Unlike the case with the manufacturing index, the prices-paid index rose in July to 69.9, the highest it has been since late 2022, when overall inflation was running at 9%. At some point, these price pressures are going to work their way out to consumers. Given that services represent a significant portion of personal consumption, when that happens, spending will slow as incomes are simply not keeping up with inflation, and the consumer is tapped out on debt. (More on that below.)
Factory Orders
Factory orders fell in June, dropping 4.8% (full release here). The drop was expected given that orders in May were largely the result of tariff-front-running. In fact, the 8.3% jump in May was the second largest monthly increase in 69 years! There was little doubt that orders would fall back in June. However, core orders (orders less transportation) rose for the second month in a row.
Consumer Credit
Finally, this week, we got data on consumer debt (full release here). Total consumer credit rose $7.4 billion in June. However, for the second consecutive month, total revolving credit fell slightly, falling $1.1 billion in June after a $3.8 billion drop in May. One is left to consider that perhaps consumers are beginning to reach the comfortable limits of their revolving debt.
For the entire second quarter, total household debt rose by $185 billion, a 1% increase from the first quarter. Total household debt now stands at $18.39 trillion and has increased by $4.24 trillion since the end of 2019, just before COVID. Nearly $13 trillion of that is mortgage debt, but the remaining $5.5 trillion is a combination of home equity lines of credit, auto loans, student loans, credit cards, and other consumer debt.
This huge increase in debt over the past 5 years really isn’t a surprise. What previously passed for “middle-class” life in America is now largely unaffordable for most people, and to make ends meet, consumers are piling on more and more debt. In addition to the usual credit card, “buy now, pay later” financing schemes are becoming more and more popular.
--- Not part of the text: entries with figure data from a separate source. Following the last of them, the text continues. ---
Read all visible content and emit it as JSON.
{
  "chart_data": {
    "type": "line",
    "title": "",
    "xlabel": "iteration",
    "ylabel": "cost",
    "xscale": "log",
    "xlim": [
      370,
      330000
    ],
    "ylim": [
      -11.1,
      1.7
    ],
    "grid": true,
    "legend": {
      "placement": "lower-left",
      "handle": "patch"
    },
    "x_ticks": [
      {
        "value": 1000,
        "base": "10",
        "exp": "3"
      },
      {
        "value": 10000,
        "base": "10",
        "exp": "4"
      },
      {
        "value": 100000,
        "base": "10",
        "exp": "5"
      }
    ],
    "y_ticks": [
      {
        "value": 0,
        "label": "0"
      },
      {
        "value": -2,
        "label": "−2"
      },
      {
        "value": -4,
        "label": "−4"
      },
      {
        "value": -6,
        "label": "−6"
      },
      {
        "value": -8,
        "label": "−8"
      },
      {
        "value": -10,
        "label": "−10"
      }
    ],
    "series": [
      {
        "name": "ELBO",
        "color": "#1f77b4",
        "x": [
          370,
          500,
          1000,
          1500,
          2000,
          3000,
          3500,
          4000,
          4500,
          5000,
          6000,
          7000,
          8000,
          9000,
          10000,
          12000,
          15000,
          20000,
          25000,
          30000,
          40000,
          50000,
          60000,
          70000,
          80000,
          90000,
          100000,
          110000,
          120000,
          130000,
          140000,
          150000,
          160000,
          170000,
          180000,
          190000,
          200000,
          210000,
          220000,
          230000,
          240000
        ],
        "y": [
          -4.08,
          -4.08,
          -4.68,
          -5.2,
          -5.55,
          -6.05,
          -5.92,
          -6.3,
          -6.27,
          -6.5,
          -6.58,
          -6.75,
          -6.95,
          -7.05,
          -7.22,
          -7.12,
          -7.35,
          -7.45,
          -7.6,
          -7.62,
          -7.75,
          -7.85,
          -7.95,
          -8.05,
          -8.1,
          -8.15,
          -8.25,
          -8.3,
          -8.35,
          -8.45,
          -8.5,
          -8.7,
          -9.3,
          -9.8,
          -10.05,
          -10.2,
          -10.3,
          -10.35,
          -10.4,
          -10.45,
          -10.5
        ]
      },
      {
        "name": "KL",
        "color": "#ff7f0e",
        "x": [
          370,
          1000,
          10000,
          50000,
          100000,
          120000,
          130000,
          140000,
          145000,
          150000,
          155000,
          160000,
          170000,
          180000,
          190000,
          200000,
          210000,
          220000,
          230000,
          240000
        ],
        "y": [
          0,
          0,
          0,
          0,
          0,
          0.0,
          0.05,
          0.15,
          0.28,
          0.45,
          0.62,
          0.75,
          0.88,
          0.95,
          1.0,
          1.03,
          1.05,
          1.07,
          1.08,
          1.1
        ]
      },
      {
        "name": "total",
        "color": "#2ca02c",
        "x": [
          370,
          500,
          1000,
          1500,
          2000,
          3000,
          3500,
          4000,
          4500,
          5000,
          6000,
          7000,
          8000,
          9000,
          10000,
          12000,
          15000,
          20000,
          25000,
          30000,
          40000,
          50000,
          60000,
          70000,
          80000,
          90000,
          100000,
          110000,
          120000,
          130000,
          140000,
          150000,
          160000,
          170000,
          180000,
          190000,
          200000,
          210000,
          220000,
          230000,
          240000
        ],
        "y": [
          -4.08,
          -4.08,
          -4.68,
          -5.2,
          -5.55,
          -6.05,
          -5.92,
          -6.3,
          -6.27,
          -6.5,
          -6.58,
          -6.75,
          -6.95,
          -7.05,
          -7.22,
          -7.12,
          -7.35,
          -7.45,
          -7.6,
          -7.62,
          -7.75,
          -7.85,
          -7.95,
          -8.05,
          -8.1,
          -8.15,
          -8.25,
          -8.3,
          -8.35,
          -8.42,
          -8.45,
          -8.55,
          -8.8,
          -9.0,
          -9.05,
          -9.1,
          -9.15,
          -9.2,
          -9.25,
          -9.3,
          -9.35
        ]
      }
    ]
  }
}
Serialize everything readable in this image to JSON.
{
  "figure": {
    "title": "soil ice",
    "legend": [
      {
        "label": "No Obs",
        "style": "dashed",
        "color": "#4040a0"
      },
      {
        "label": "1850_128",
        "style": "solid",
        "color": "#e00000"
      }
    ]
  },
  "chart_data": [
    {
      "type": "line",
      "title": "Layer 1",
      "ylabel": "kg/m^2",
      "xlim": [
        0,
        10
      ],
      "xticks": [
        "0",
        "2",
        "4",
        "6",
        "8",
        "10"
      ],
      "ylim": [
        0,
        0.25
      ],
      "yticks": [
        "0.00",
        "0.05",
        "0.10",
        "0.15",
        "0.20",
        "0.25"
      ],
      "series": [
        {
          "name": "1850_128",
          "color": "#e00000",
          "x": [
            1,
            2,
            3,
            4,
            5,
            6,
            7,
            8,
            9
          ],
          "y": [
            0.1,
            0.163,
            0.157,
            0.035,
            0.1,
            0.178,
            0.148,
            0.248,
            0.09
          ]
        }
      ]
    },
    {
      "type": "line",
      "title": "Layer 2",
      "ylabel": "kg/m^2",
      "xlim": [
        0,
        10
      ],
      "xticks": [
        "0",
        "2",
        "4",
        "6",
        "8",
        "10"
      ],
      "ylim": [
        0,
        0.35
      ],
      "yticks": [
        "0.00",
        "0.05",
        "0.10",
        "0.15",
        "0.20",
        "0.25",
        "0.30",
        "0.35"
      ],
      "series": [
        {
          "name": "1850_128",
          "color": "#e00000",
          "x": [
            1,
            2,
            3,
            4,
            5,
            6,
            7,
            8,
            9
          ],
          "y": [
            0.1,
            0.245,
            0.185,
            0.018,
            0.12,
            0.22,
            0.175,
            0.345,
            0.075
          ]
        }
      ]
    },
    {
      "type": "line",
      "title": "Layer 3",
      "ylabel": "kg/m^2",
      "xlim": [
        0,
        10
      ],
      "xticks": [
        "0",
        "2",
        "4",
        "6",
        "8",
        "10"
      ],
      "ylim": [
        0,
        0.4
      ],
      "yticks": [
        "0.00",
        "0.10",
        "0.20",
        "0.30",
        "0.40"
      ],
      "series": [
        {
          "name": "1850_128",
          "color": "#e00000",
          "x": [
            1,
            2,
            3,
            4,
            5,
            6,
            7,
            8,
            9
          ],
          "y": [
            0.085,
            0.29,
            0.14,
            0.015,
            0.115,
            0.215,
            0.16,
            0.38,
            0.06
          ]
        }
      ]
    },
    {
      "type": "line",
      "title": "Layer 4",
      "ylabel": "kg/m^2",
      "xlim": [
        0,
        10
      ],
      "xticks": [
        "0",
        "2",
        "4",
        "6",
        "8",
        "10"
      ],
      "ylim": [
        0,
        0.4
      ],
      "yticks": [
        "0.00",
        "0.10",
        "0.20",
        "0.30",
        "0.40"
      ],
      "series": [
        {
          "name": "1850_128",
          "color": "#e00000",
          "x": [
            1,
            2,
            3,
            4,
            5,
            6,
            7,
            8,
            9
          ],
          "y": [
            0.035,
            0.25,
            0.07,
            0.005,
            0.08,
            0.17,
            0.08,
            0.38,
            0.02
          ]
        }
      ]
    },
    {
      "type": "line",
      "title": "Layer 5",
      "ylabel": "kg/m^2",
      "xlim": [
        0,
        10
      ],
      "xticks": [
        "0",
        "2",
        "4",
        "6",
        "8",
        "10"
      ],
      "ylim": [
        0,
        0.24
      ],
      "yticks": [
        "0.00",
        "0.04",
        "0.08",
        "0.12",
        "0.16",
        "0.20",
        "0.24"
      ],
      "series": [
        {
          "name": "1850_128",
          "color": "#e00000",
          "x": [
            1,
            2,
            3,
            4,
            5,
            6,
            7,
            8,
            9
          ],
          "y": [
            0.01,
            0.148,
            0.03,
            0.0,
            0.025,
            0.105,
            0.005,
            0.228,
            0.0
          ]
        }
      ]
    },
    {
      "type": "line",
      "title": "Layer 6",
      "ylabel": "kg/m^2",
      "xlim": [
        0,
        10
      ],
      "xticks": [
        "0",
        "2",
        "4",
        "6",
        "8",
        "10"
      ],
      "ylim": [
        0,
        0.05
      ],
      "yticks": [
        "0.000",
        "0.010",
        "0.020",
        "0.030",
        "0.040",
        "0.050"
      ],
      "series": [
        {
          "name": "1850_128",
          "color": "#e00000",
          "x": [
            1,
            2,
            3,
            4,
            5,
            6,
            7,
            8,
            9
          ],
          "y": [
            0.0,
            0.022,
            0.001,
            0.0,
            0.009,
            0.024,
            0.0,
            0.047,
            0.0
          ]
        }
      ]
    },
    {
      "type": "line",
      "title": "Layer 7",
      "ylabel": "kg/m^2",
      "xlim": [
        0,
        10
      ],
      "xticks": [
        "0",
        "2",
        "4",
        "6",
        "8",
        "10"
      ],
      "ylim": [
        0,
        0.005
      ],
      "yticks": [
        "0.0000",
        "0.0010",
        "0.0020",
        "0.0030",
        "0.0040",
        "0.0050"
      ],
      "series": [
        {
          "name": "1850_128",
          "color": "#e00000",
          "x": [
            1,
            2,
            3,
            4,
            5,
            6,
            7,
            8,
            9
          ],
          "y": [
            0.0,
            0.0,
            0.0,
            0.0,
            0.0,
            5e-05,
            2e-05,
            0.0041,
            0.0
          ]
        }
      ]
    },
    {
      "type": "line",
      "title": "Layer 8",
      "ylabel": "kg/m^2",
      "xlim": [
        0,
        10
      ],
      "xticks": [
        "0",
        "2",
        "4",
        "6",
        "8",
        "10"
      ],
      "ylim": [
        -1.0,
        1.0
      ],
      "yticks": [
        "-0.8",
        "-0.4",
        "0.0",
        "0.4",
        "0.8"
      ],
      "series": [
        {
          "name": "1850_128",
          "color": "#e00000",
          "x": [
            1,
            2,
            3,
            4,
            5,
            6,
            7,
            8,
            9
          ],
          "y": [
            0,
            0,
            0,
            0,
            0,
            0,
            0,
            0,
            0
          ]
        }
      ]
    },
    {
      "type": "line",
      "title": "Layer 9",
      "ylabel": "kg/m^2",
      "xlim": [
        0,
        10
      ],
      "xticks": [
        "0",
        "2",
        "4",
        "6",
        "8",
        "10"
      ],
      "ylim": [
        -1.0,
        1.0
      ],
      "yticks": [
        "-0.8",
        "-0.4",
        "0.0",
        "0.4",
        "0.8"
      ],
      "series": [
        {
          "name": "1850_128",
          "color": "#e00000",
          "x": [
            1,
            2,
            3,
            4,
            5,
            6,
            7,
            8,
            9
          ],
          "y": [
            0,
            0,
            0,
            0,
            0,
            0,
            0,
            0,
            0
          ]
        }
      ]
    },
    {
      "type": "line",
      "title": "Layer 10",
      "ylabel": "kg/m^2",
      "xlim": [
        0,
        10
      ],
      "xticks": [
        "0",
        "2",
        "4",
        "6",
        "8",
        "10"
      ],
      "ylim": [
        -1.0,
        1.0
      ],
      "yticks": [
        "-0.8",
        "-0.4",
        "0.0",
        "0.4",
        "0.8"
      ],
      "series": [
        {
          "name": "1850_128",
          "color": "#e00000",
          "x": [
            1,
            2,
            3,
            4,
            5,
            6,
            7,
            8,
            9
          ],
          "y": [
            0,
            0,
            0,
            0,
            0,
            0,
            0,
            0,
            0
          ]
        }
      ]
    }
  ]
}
Back in March, DoorDash announced a partnership with Klarna to allow customers to pay for their delivered meals over time. Now Costco is getting into the game….
Costco is now offering a buy-now, pay-later option for online shoppers through a new multi-year partnership with Affirm.
The installment plans will allow customers to select the payment option at checkout for purchases ranging from $500 to $17,500.
Customers will be checked for eligibility in real time and can choose a monthly payment plan that fits their budget.
With incomes lagging, delinquency rates on that debt have been rising, and the share of balances that are “seriously” delinquent (>90 days) is rising as well. However, the big shock in the second quarter data was the delinquency rate for student loans. The end of the repayment moratorium and the resumption of reporting of delinquent student loans on credit reports has led to a huge jump in delinquencies, with more than 10% of all student loan debt more than 90 days past due. That represents $165 billion. And Fed officials expect seriously delinquent balances to keep rising to at least pre-pandemic levels in the 11%-12% range.
Looking at the data by age is even more disturbing. Among those student loans that are seriously delinquent, the highest rate of delinquency is for those over 50! Who still has student loans over 50?!? Doctors? Lawyers? I don’t know, but delinquency rates for that group, as well as those between 40-49, are already above pre-pandemic levels. There is no doubt that the repayment of these loans will have a deleterious effect on consumer spending.